Make it before you fake it.

Instant Crush Insight The Insight

Today's insight is a brutal truth every startup face, how do we know what you do is any good?

Instant Crush tells it as it is:

The strategic idea is clear but trust is still fragile.

Score: 45 out of 100.

The full read:

"You currently sit in a fragile position at 45 out of 100. The strongest signals are clear product packaging, useful pricing logic, and good trigger-state language for when buyers need help. The main pattern is consistent across the site: the strategy sounds thoughtful, but the proof shown in public is lighter than the confidence of the claims. This matters because your whole promise is better judgement, not just another tool. When buyers cannot see what is validated, they will compare you against safer options with more visible proof, even if those options are less thoughtful. That weakens trust, slows buying, and makes your stronger ideas harder to believe."

And the summary table:

Position now: Your strategic idea is clear, but your public proof is still too thin.

Positive signal: Your pricing, product structure, and buyer trigger language already show real strategic discipline.

Attention point: Too many claims still rely on belief rather than visible validation.

Next step: Make your proof layer clearer by showing what is tested, measured, and still being learned.

Competitive effect: This leaves you sounding sharper than some rivals, but less proven than stronger competitors.

Rolf's response Rolf's reaction

This is textbook early-stage startup territory. And the agent is right.

This is our reality now.

  • We started Instant Crush, then pivoted twice. The third version is the one that's working.
  • We have three clients who've been running with us for a meaningful stretch now, not a demo, not a pilot, but real usage over months.
  • We're starting to see actual outcomes from those clients: reallocated marketing budgets, less waste, growth that's hard to attribute precisely but clearly happening compared to their pre-Instant Crush baseline.
  • None of that is on the website. Not in a format a stranger can verify in thirty seconds.

So the gap isn't that there's nothing to show. The gap is that we haven't shown it.

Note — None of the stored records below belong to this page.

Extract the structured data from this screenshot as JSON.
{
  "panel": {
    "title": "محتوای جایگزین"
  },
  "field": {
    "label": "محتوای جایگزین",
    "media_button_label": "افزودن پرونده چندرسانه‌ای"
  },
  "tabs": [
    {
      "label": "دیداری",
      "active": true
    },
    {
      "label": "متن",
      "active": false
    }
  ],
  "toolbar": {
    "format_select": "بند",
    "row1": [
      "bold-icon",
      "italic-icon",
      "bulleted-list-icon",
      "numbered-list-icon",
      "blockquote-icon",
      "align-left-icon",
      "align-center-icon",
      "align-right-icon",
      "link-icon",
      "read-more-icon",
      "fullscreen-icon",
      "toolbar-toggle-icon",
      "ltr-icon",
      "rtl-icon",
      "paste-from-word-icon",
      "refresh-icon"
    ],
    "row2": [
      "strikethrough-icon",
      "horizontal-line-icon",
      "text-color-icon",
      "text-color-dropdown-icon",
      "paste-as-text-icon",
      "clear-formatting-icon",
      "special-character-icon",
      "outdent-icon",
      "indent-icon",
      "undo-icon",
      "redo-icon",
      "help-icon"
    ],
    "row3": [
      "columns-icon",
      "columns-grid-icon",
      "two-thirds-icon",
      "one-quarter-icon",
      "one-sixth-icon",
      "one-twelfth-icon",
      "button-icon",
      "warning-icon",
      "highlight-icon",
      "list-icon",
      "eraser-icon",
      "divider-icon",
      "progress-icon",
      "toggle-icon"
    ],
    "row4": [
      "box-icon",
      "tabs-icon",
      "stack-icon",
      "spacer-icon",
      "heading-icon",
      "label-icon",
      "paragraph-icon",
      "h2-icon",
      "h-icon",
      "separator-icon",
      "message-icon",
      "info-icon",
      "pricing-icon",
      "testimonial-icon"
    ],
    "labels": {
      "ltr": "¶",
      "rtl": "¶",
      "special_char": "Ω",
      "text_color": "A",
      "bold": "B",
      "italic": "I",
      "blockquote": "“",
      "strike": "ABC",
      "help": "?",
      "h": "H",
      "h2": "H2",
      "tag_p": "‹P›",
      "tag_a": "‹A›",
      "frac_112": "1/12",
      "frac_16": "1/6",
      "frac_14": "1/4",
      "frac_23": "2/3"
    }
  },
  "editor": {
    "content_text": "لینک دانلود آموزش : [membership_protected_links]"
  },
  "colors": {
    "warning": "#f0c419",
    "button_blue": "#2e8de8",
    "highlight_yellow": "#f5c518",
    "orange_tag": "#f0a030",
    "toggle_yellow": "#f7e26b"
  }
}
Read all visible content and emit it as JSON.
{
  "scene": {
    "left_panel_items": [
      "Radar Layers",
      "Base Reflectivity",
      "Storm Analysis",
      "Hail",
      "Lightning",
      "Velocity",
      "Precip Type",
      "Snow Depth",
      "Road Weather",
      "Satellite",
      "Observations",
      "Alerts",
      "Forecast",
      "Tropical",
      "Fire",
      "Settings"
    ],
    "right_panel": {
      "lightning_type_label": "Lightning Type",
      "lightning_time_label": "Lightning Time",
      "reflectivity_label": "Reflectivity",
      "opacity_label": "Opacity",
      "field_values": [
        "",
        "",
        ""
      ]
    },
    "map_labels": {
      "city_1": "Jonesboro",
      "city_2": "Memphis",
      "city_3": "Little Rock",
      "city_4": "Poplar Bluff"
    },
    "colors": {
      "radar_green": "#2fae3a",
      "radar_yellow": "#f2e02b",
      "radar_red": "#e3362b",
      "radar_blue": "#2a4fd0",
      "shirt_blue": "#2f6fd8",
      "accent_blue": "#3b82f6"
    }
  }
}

The agent's point lands because it sees the website. It doesn't see the client calls, the WhatsApp messages saying "this changed how we think about Q3," the budget reallocations that are quietly happening behind the scenes. To anyone who isn't sitting in those meetings, our promise looks like just another marketing tool's promise.

And the agent is right about why this matters: our whole positioning is better judgement. Not faster execution. Not more output. Better thinking before the work begins. That's a higher bar to clear than "we make ads faster." It demands more evidence, not less. Because the buyer has to trust the thinking before they'll trust the tool.

If buyers can't see what's been validated, they default to the safer option  even when the safer option is doing less interesting work. We've all seen this play out. The most thoughtful brand often loses to the most proven brand. Not always, but often enough that "thoughtful but unproven" is a dangerous place to sit.

It's time to collect receipts, and show some proof

This one is different from yesterday's entry. Yesterday I marked the feedback as "valid but not fixable today." This one is fixable. Starting now.

1. Draft up the first proper client case.

Not a fluffy testimonial. A real case. What was their situation before. What we did. What changed. What the numbers look like, where attribution is possible. Where it isn't, an honest description of the qualitative shift.

2. Ask the client for approval.

The strongest case studies are the ones where the client is named and quoted. So I'm starting with the one client most likely to say yes. Drafting this afternoon. Sending tomorrow.

3. Capture some quick video alongside the written case.

Even a five-minute conversation, recorded over a video call, with the client talking about what changed. Doesn't have to be polished. Has to be real. Polish kills credibility on this kind of thing — overproduced testimonials read as fake.

4. Start the public proof layer.

The agent didn't just say "add more claims." It specifically said: make the proof layer clearer by showing what's tested, what's measured, and what's still being learned. That last part matters. Not everything is proven yet — and pretending otherwise is exactly the trap that creates "fragile trust" in the first place. So we'll structure it honestly. What we know works. What we're testing. What we're still figuring out.